Highlights of this new release include:
  • A single intuitive user interface across all SDL’s CXM products that has been significantly enhanced to provide a seamless marketing user experience that is modern, easy to use and easy to deploy.
  • SaaS delivery model for all SDL products, available now, with continuous enhancements quarterly throughout 2014.
  • Industry-first, integrated CXM Suite which enable marketers to create engaging, personalized and contextual customer experiences leveraging real-time data to drive better marketing decisions.
  • SDL Social is the only social intelligence solution with real-time analysis of social data and conversations across all social channels to effectively predict buying and brand advocacy across the entire customer journey.
  • The introduction of SDL Language Cloud, the industry’s first cloud translation solution offering both machine and human translation for radically simplified global translation – enabling marketers to engage customers in their preferred language across all interactions quickly and cost-effectively.
  • SDL Web Content Management is the first to enable marketers to easily target and drive consistent, contextually relevant digital customer experiences across all channels and devices from a single, intuitive interface.
  • SDL Marketing Campaign enables campaign testing, simulation, optimization and advanced segmentations – enabling customers to drive large-scale campaigns faster and more cost-effectively.
  • SDL E-Commerce provides advanced digital merchandizing features, which give retailers precise control over campaign context and prioritization over the placement of product and offers across search, navigation and promotional activities.
  • SDL Analytics provides real-time customer intelligence to understand, target and convert customers across the entire buyer journey.

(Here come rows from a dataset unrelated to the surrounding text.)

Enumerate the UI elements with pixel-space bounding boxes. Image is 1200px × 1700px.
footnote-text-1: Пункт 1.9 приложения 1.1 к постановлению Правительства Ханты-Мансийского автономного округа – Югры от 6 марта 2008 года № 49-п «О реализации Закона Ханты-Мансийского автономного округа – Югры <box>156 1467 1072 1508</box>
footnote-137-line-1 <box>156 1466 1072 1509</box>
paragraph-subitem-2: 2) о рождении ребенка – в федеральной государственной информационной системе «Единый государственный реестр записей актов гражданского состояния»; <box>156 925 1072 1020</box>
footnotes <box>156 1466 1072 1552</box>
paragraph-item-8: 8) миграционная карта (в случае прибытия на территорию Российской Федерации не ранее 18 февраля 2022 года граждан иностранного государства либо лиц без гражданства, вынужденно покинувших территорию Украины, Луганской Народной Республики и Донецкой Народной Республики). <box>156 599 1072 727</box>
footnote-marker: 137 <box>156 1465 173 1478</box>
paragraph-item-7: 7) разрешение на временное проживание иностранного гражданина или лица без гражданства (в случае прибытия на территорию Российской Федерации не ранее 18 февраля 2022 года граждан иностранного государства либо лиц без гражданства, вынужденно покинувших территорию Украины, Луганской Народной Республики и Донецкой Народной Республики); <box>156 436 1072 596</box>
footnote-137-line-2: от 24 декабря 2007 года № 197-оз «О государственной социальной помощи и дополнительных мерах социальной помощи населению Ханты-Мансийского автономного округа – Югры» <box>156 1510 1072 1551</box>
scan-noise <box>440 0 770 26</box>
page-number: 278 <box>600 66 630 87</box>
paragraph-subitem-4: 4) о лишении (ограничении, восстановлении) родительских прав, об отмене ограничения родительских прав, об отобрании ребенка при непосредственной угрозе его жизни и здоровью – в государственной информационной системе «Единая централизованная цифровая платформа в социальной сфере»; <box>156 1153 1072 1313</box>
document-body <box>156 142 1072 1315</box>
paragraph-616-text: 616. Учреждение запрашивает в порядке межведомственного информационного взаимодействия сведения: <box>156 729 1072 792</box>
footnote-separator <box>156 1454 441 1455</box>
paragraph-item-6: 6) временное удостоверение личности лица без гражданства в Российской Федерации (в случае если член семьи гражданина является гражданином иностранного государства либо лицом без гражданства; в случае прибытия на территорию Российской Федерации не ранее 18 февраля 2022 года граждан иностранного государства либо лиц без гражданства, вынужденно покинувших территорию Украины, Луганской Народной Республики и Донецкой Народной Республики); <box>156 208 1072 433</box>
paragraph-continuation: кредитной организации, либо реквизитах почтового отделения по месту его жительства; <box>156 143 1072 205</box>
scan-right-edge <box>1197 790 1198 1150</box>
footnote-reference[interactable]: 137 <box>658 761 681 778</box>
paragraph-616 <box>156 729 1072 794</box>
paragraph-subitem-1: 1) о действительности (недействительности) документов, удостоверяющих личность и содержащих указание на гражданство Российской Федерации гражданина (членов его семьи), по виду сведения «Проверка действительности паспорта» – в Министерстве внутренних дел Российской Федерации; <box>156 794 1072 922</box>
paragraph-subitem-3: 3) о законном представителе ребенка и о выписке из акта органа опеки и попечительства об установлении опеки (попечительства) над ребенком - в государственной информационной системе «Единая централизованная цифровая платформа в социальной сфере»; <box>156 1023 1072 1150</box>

  • SDL Documentation enables seamless post sales customer support by providing easy access to online materials including manuals, support information and other important documentation.
“By 2017, 70% of customer communications will be digital, contextualized and consumed on demand with multiple channels, including Web, mobile devices and social media. Enterprises are taking steps to provide a more personalized and engaging customer experience for traditional communications such as transaction documents, marketing collateral and point-of- purchase displays. Today, only 22% of those customer communications are digital — the majority are still paper-based,” SDL’s CEO says.
With more than 1,500 global enterprise customers — including 72 of the top 100 global brands — and 400 partners, SDL is one of the only vendors with a truly integrated, comprehensive customer experience management offering. And SDL Customer Experience Cloud empowers the entire organization from marketing through to customer support to understand, create, manage and deliver contextually relevant customer experiences that drive better marketing decisions, e-commerce success and long-term customer engagement.